Es gereicht Macron weder zur Ehre noch zur staatsmännischen Klugheit. Natürlich replizierte Putin postwendend, dann gebe es gegenüber Nationen, die solche Haltungen vertreten würden, aus seiner Sicht ebenso wenig eine «rote Linie». Mit andern Worten: In West und Ost wedeln die Männer, die sich stark fühlen, mit der Atomkeule.

Zeiten, in denen Kriege drohen, sind von anderem Geist beseelt als Nachkriegszeiten. Zeiten, in denen Kriege drohen, sind geprägt von Regierungschefs, die meinen, sie müssten imponieren durch nationalistisches Gehabe, durch Säbelrasseln und Machtgedöns. Wenn die Katastrophen ausgestanden sind, kommen ihre Nachfolger dann wieder zu Demut und Vernunft – wie Briand und Stresemann, die in Locarno 1925 den Versailler Vertrag bestätigten und damit auf jegliche Revanchegelüste verzichteten (wofür sie den Friedensnobelpreis erhielten). Wie de Gaulle und Adenauer, die die Verträge über Kohle und Stahl aushandelten und damit die Kriegsindustrien internationalisierten. Wie Giscard d’Estaing und Schmidt, die die europäische Integration voranbrachten. Wie Mitterrand und Kohl, die nicht nur Hand in Hand über das Schlachtfeld von Verdun gingen, sondern einerseits die Wiedervereinigung Deutschland und andererseits die Einführung des Euro in die Waagschale warfen. Damit hatte Deutschland die Langzeitfolgen des Zweiten Weltkriegs überwunden, und Frankreich hatte allfällige Weltmachtambitionen Deutschlands eingehegt. So geht kluge Politik.
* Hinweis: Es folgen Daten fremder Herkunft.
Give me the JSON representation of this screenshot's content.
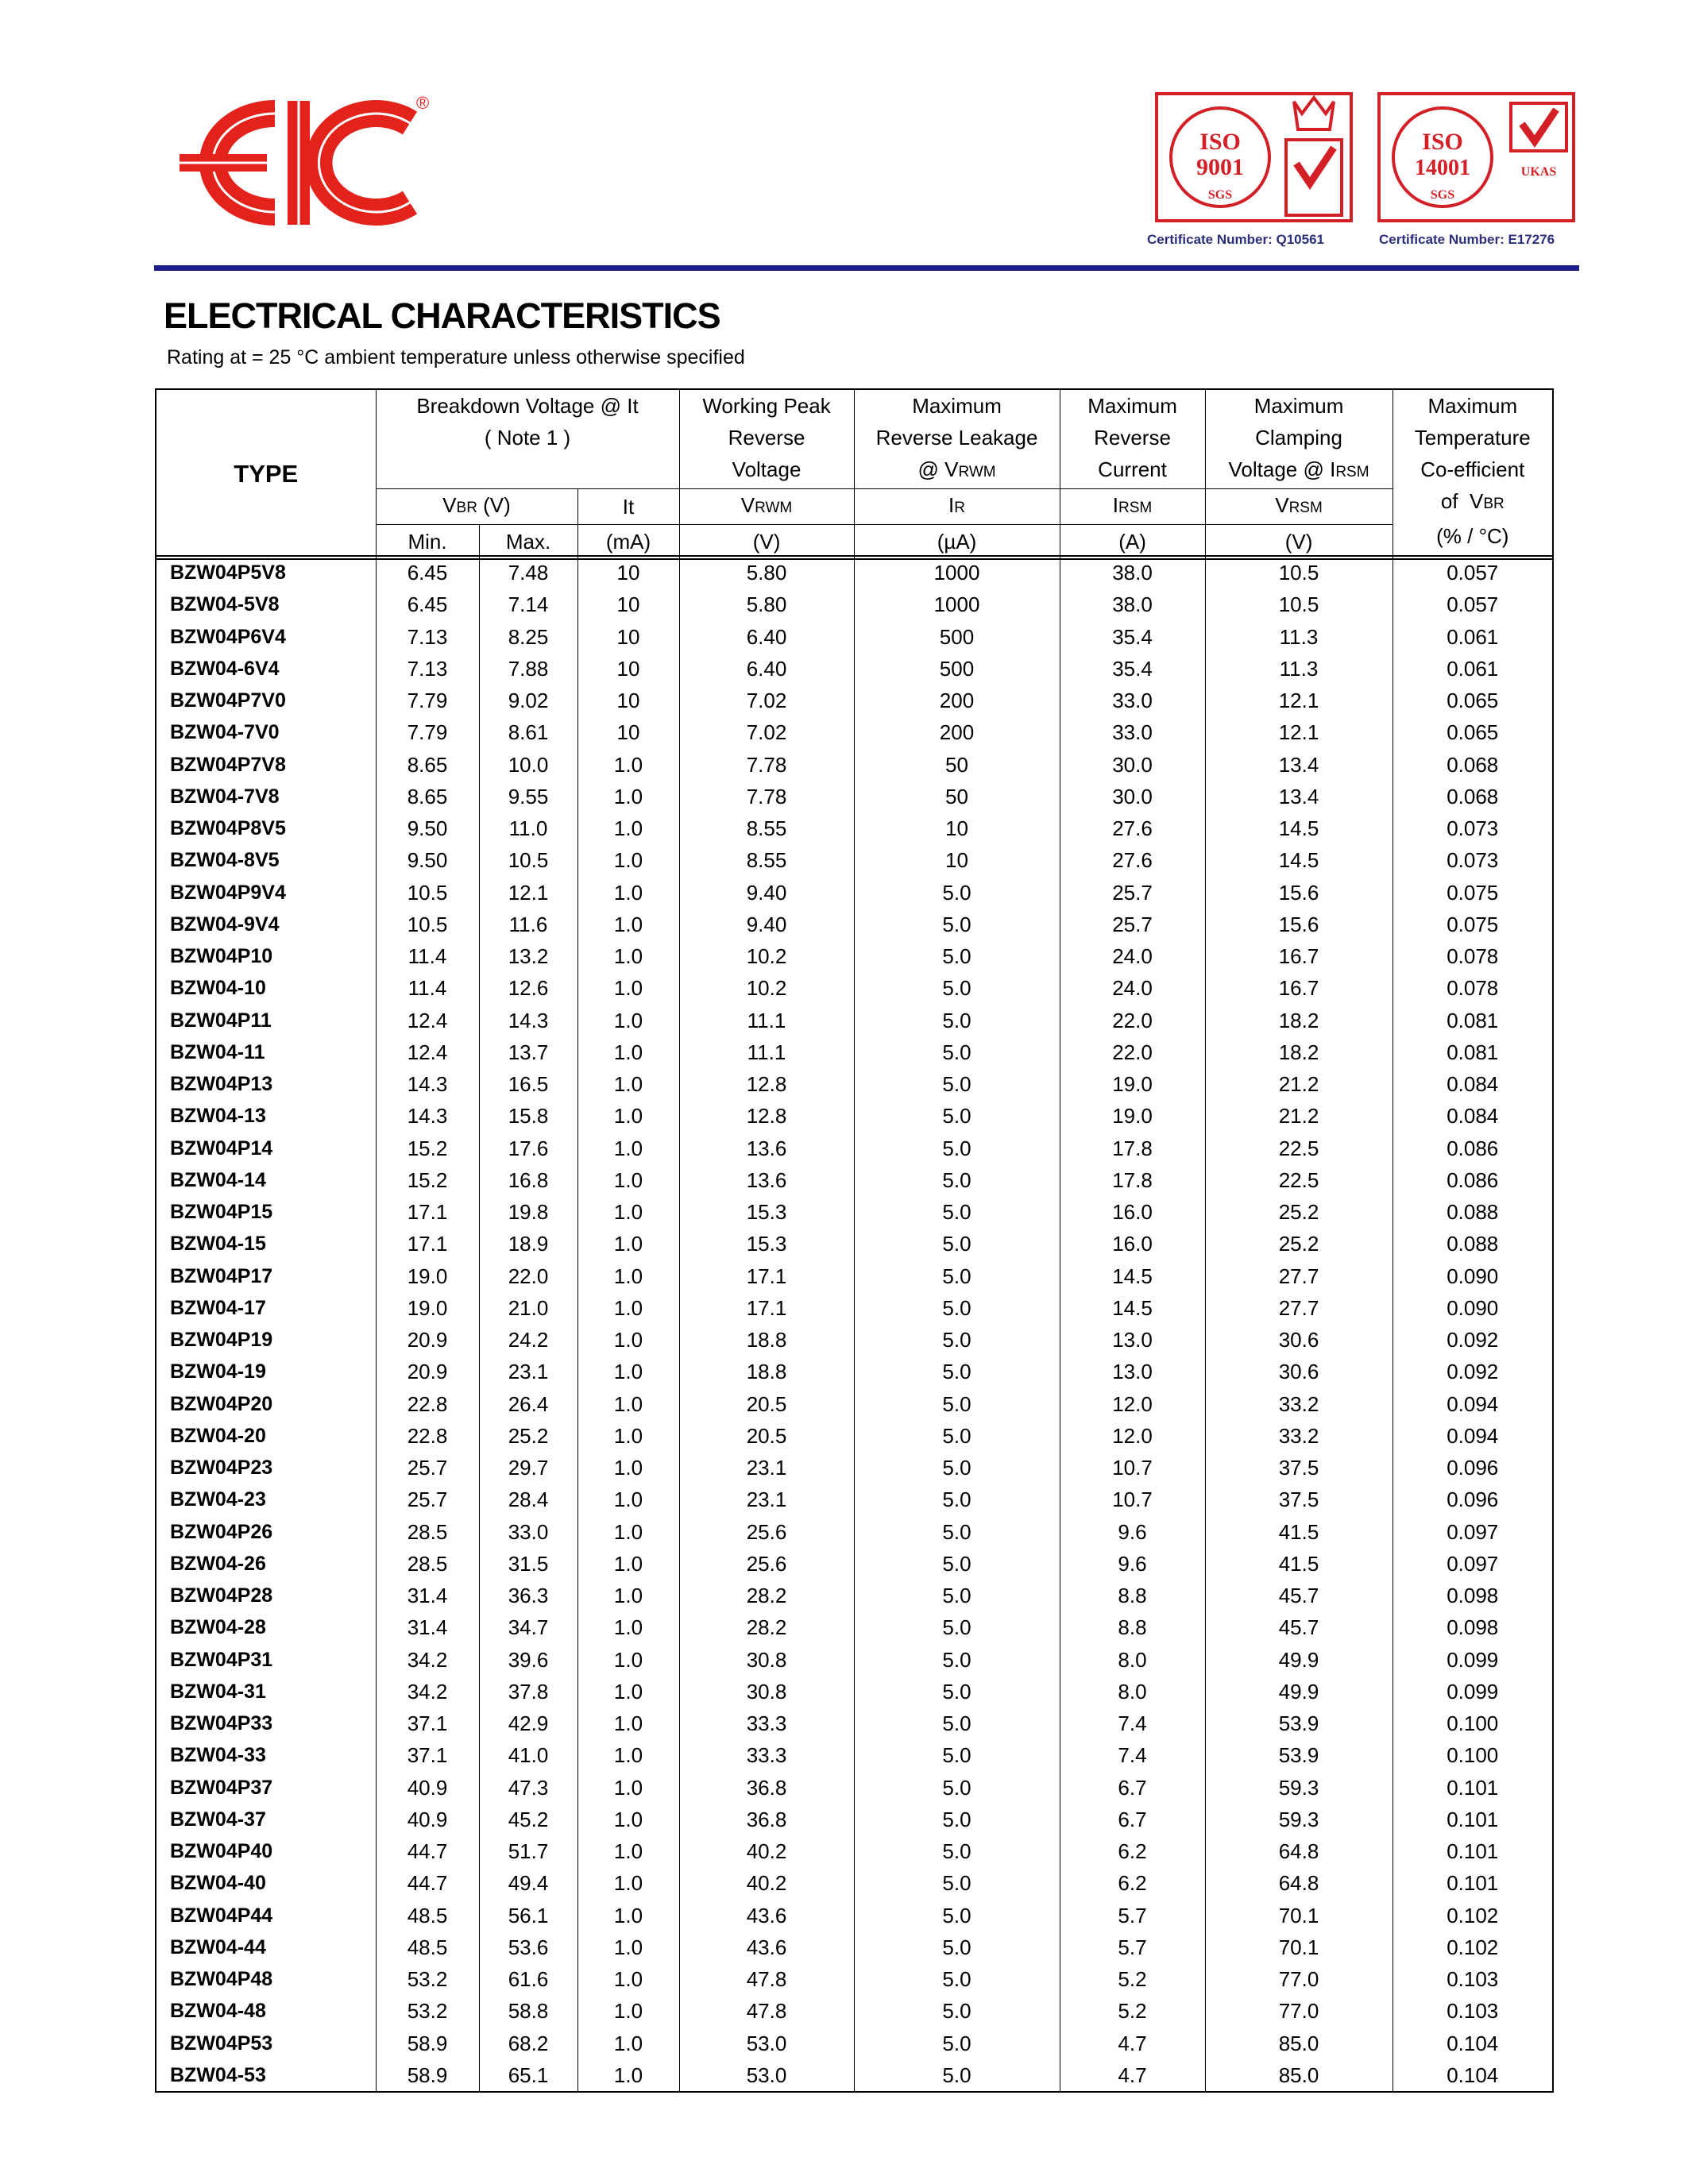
{
  "header": {
    "trademark": "®",
    "certificates": [
      {
        "iso": "ISO",
        "standard": "9001",
        "body": "SGS",
        "number": "Certificate Number: Q10561"
      },
      {
        "iso": "ISO",
        "standard": "14001",
        "body": "SGS",
        "accreditation": "UKAS",
        "number": "Certificate Number: E17276"
      }
    ]
  },
  "title": "ELECTRICAL CHARACTERISTICS",
  "subtitle": "Rating at  = 25 °C ambient temperature unless otherwise specified",
  "table": {
    "columns": {
      "type": "TYPE",
      "breakdown": {
        "lines": [
          "Breakdown Voltage @  It",
          "( Note 1 )"
        ],
        "symbol": "V",
        "sub": "BR",
        "unit": " (V)",
        "min": "Min.",
        "max": "Max."
      },
      "test_current": {
        "symbol": "It",
        "unit": "(mA)"
      },
      "working_peak": {
        "lines": [
          "Working Peak",
          "Reverse",
          "Voltage"
        ],
        "symbol": "V",
        "sub": "RWM",
        "unit": "(V)"
      },
      "leakage": {
        "lines": [
          "Maximum",
          "Reverse Leakage"
        ],
        "condition": "@ ",
        "condition_symbol": "V",
        "condition_sub": "RWM",
        "symbol": "I",
        "sub": "R",
        "unit": "(µA)"
      },
      "reverse_current": {
        "lines": [
          "Maximum",
          "Reverse",
          "Current"
        ],
        "symbol": "I",
        "sub": "RSM",
        "unit": "(A)"
      },
      "clamping": {
        "lines": [
          "Maximum",
          "Clamping"
        ],
        "condition": "Voltage @ ",
        "condition_symbol": "I",
        "condition_sub": "RSM",
        "symbol": "V",
        "sub": "RSM",
        "unit": "(V)"
      },
      "temperature": {
        "lines": [
          "Maximum",
          "Temperature",
          "Co-efficient"
        ],
        "of": "of  ",
        "symbol": "V",
        "sub": "BR",
        "unit": "(% / °C)"
      }
    },
    "rows": [
      [
        "BZW04P5V8",
        "6.45",
        "7.48",
        "10",
        "5.80",
        "1000",
        "38.0",
        "10.5",
        "0.057"
      ],
      [
        "BZW04-5V8",
        "6.45",
        "7.14",
        "10",
        "5.80",
        "1000",
        "38.0",
        "10.5",
        "0.057"
      ],
      [
        "BZW04P6V4",
        "7.13",
        "8.25",
        "10",
        "6.40",
        "500",
        "35.4",
        "11.3",
        "0.061"
      ],
      [
        "BZW04-6V4",
        "7.13",
        "7.88",
        "10",
        "6.40",
        "500",
        "35.4",
        "11.3",
        "0.061"
      ],
      [
        "BZW04P7V0",
        "7.79",
        "9.02",
        "10",
        "7.02",
        "200",
        "33.0",
        "12.1",
        "0.065"
      ],
      [
        "BZW04-7V0",
        "7.79",
        "8.61",
        "10",
        "7.02",
        "200",
        "33.0",
        "12.1",
        "0.065"
      ],
      [
        "BZW04P7V8",
        "8.65",
        "10.0",
        "1.0",
        "7.78",
        "50",
        "30.0",
        "13.4",
        "0.068"
      ],
      [
        "BZW04-7V8",
        "8.65",
        "9.55",
        "1.0",
        "7.78",
        "50",
        "30.0",
        "13.4",
        "0.068"
      ],
      [
        "BZW04P8V5",
        "9.50",
        "11.0",
        "1.0",
        "8.55",
        "10",
        "27.6",
        "14.5",
        "0.073"
      ],
      [
        "BZW04-8V5",
        "9.50",
        "10.5",
        "1.0",
        "8.55",
        "10",
        "27.6",
        "14.5",
        "0.073"
      ],
      [
        "BZW04P9V4",
        "10.5",
        "12.1",
        "1.0",
        "9.40",
        "5.0",
        "25.7",
        "15.6",
        "0.075"
      ],
      [
        "BZW04-9V4",
        "10.5",
        "11.6",
        "1.0",
        "9.40",
        "5.0",
        "25.7",
        "15.6",
        "0.075"
      ],
      [
        "BZW04P10",
        "11.4",
        "13.2",
        "1.0",
        "10.2",
        "5.0",
        "24.0",
        "16.7",
        "0.078"
      ],
      [
        "BZW04-10",
        "11.4",
        "12.6",
        "1.0",
        "10.2",
        "5.0",
        "24.0",
        "16.7",
        "0.078"
      ],
      [
        "BZW04P11",
        "12.4",
        "14.3",
        "1.0",
        "11.1",
        "5.0",
        "22.0",
        "18.2",
        "0.081"
      ],
      [
        "BZW04-11",
        "12.4",
        "13.7",
        "1.0",
        "11.1",
        "5.0",
        "22.0",
        "18.2",
        "0.081"
      ],
      [
        "BZW04P13",
        "14.3",
        "16.5",
        "1.0",
        "12.8",
        "5.0",
        "19.0",
        "21.2",
        "0.084"
      ],
      [
        "BZW04-13",
        "14.3",
        "15.8",
        "1.0",
        "12.8",
        "5.0",
        "19.0",
        "21.2",
        "0.084"
      ],
      [
        "BZW04P14",
        "15.2",
        "17.6",
        "1.0",
        "13.6",
        "5.0",
        "17.8",
        "22.5",
        "0.086"
      ],
      [
        "BZW04-14",
        "15.2",
        "16.8",
        "1.0",
        "13.6",
        "5.0",
        "17.8",
        "22.5",
        "0.086"
      ],
      [
        "BZW04P15",
        "17.1",
        "19.8",
        "1.0",
        "15.3",
        "5.0",
        "16.0",
        "25.2",
        "0.088"
      ],
      [
        "BZW04-15",
        "17.1",
        "18.9",
        "1.0",
        "15.3",
        "5.0",
        "16.0",
        "25.2",
        "0.088"
      ],
      [
        "BZW04P17",
        "19.0",
        "22.0",
        "1.0",
        "17.1",
        "5.0",
        "14.5",
        "27.7",
        "0.090"
      ],
      [
        "BZW04-17",
        "19.0",
        "21.0",
        "1.0",
        "17.1",
        "5.0",
        "14.5",
        "27.7",
        "0.090"
      ],
      [
        "BZW04P19",
        "20.9",
        "24.2",
        "1.0",
        "18.8",
        "5.0",
        "13.0",
        "30.6",
        "0.092"
      ],
      [
        "BZW04-19",
        "20.9",
        "23.1",
        "1.0",
        "18.8",
        "5.0",
        "13.0",
        "30.6",
        "0.092"
      ],
      [
        "BZW04P20",
        "22.8",
        "26.4",
        "1.0",
        "20.5",
        "5.0",
        "12.0",
        "33.2",
        "0.094"
      ],
      [
        "BZW04-20",
        "22.8",
        "25.2",
        "1.0",
        "20.5",
        "5.0",
        "12.0",
        "33.2",
        "0.094"
      ],
      [
        "BZW04P23",
        "25.7",
        "29.7",
        "1.0",
        "23.1",
        "5.0",
        "10.7",
        "37.5",
        "0.096"
      ],
      [
        "BZW04-23",
        "25.7",
        "28.4",
        "1.0",
        "23.1",
        "5.0",
        "10.7",
        "37.5",
        "0.096"
      ],
      [
        "BZW04P26",
        "28.5",
        "33.0",
        "1.0",
        "25.6",
        "5.0",
        "9.6",
        "41.5",
        "0.097"
      ],
      [
        "BZW04-26",
        "28.5",
        "31.5",
        "1.0",
        "25.6",
        "5.0",
        "9.6",
        "41.5",
        "0.097"
      ],
      [
        "BZW04P28",
        "31.4",
        "36.3",
        "1.0",
        "28.2",
        "5.0",
        "8.8",
        "45.7",
        "0.098"
      ],
      [
        "BZW04-28",
        "31.4",
        "34.7",
        "1.0",
        "28.2",
        "5.0",
        "8.8",
        "45.7",
        "0.098"
      ],
      [
        "BZW04P31",
        "34.2",
        "39.6",
        "1.0",
        "30.8",
        "5.0",
        "8.0",
        "49.9",
        "0.099"
      ],
      [
        "BZW04-31",
        "34.2",
        "37.8",
        "1.0",
        "30.8",
        "5.0",
        "8.0",
        "49.9",
        "0.099"
      ],
      [
        "BZW04P33",
        "37.1",
        "42.9",
        "1.0",
        "33.3",
        "5.0",
        "7.4",
        "53.9",
        "0.100"
      ],
      [
        "BZW04-33",
        "37.1",
        "41.0",
        "1.0",
        "33.3",
        "5.0",
        "7.4",
        "53.9",
        "0.100"
      ],
      [
        "BZW04P37",
        "40.9",
        "47.3",
        "1.0",
        "36.8",
        "5.0",
        "6.7",
        "59.3",
        "0.101"
      ],
      [
        "BZW04-37",
        "40.9",
        "45.2",
        "1.0",
        "36.8",
        "5.0",
        "6.7",
        "59.3",
        "0.101"
      ],
      [
        "BZW04P40",
        "44.7",
        "51.7",
        "1.0",
        "40.2",
        "5.0",
        "6.2",
        "64.8",
        "0.101"
      ],
      [
        "BZW04-40",
        "44.7",
        "49.4",
        "1.0",
        "40.2",
        "5.0",
        "6.2",
        "64.8",
        "0.101"
      ],
      [
        "BZW04P44",
        "48.5",
        "56.1",
        "1.0",
        "43.6",
        "5.0",
        "5.7",
        "70.1",
        "0.102"
      ],
      [
        "BZW04-44",
        "48.5",
        "53.6",
        "1.0",
        "43.6",
        "5.0",
        "5.7",
        "70.1",
        "0.102"
      ],
      [
        "BZW04P48",
        "53.2",
        "61.6",
        "1.0",
        "47.8",
        "5.0",
        "5.2",
        "77.0",
        "0.103"
      ],
      [
        "BZW04-48",
        "53.2",
        "58.8",
        "1.0",
        "47.8",
        "5.0",
        "5.2",
        "77.0",
        "0.103"
      ],
      [
        "BZW04P53",
        "58.9",
        "68.2",
        "1.0",
        "53.0",
        "5.0",
        "4.7",
        "85.0",
        "0.104"
      ],
      [
        "BZW04-53",
        "58.9",
        "65.1",
        "1.0",
        "53.0",
        "5.0",
        "4.7",
        "85.0",
        "0.104"
      ]
    ]
  }
}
Der Leichtsinn, die Gedanken- und Verantwortungslosigkeit der Staatschefs unserer Tage erinnern an die Zeit vor 110 Jahren, als Regierungsmänner und Monarchen eben diesem Schlage die Gefahr eines Flächenbrandes nicht erkannten, sich über mögliche Ausweitungen und Eskalationen hinwegsetzten, mit Blankoschecks und Bündnisschwüren um sich warfen – und voller Stupidität einen Weltkrieg vom Zaun rissen, den keiner gewollt hatte. Eine Zeitenwende war die Folge. Im Unterschied zu derjenigen von Olaf Scholz war es damals eine wirkliche. Eine, die die Welt in Trümmer legte und 20 Millionen Menschenleben forderte.
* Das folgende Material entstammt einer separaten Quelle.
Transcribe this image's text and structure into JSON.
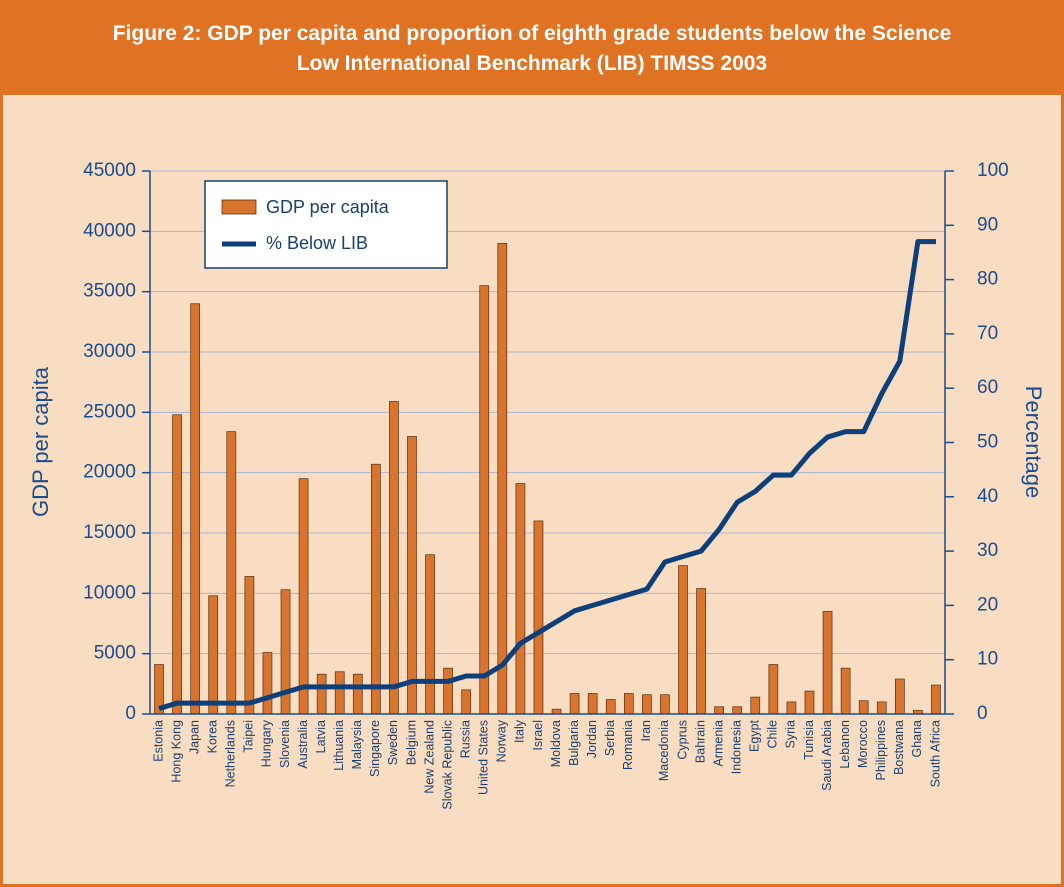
{
  "chart_data": {
    "type": "bar",
    "title": "Figure 2: GDP per capita and proportion of eighth grade students below the Science Low International Benchmark (LIB) TIMSS 2003",
    "ylabel": "GDP per capita",
    "y2label": "Percentage",
    "categories": [
      "Estonia",
      "Hong Kong",
      "Japan",
      "Korea",
      "Netherlands",
      "Taipei",
      "Hungary",
      "Slovenia",
      "Australia",
      "Latvia",
      "Lithuania",
      "Malaysia",
      "Singapore",
      "Sweden",
      "Belgium",
      "New Zealand",
      "Slovak Republic",
      "Russia",
      "United States",
      "Norway",
      "Italy",
      "Israel",
      "Moldova",
      "Bulgaria",
      "Jordan",
      "Serbia",
      "Romania",
      "Iran",
      "Macedonia",
      "Cyprus",
      "Bahrain",
      "Armenia",
      "Indonesia",
      "Egypt",
      "Chile",
      "Syria",
      "Tunisia",
      "Saudi Arabia",
      "Lebanon",
      "Morocco",
      "Philippines",
      "Bostwana",
      "Ghana",
      "South Africa"
    ],
    "series": [
      {
        "name": "GDP per capita",
        "type": "bar",
        "color": "#d9742e",
        "values": [
          4100,
          24800,
          34000,
          9800,
          23400,
          11400,
          5100,
          10300,
          19500,
          3300,
          3500,
          3300,
          20700,
          25900,
          23000,
          13200,
          3800,
          2000,
          35500,
          39000,
          19100,
          16000,
          400,
          1700,
          1700,
          1200,
          1700,
          1600,
          1600,
          12300,
          10400,
          600,
          600,
          1400,
          4100,
          1000,
          1900,
          8500,
          3800,
          1100,
          1000,
          2900,
          300,
          2400
        ]
      },
      {
        "name": "% Below LIB",
        "type": "line",
        "axis": "y2",
        "color": "#0d3f7a",
        "values": [
          1,
          2,
          2,
          2,
          2,
          2,
          3,
          4,
          5,
          5,
          5,
          5,
          5,
          5,
          6,
          6,
          6,
          7,
          7,
          9,
          13,
          15,
          17,
          19,
          20,
          21,
          22,
          23,
          28,
          29,
          30,
          34,
          39,
          41,
          44,
          44,
          48,
          51,
          52,
          52,
          59,
          65,
          87,
          87
        ]
      }
    ],
    "ylim": [
      0,
      45000
    ],
    "yticks": [
      0,
      5000,
      10000,
      15000,
      20000,
      25000,
      30000,
      35000,
      40000,
      45000
    ],
    "y2lim": [
      0,
      100
    ],
    "y2ticks": [
      0,
      10,
      20,
      30,
      40,
      50,
      60,
      70,
      80,
      90,
      100
    ],
    "grid": true
  }
}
Derselbe Tanz auf dem Vulkan findet heute statt. Anstatt dass sich Deutschland und Frankreich zusammenraufen würden, um gegenüber den USA und Russland eine ernstzunehmende dritte Position einzunehmen und für Ausgleich zu sorgen, zelebrieren ihre Chefs Hahnenkämpfe. Wem spielen sie damit in die Karten? Aus westlicher Sicht müsste man sagen: Putin. Aus Putins Sicht: den USA. Uns Europäern hilft weder das eine noch das andere.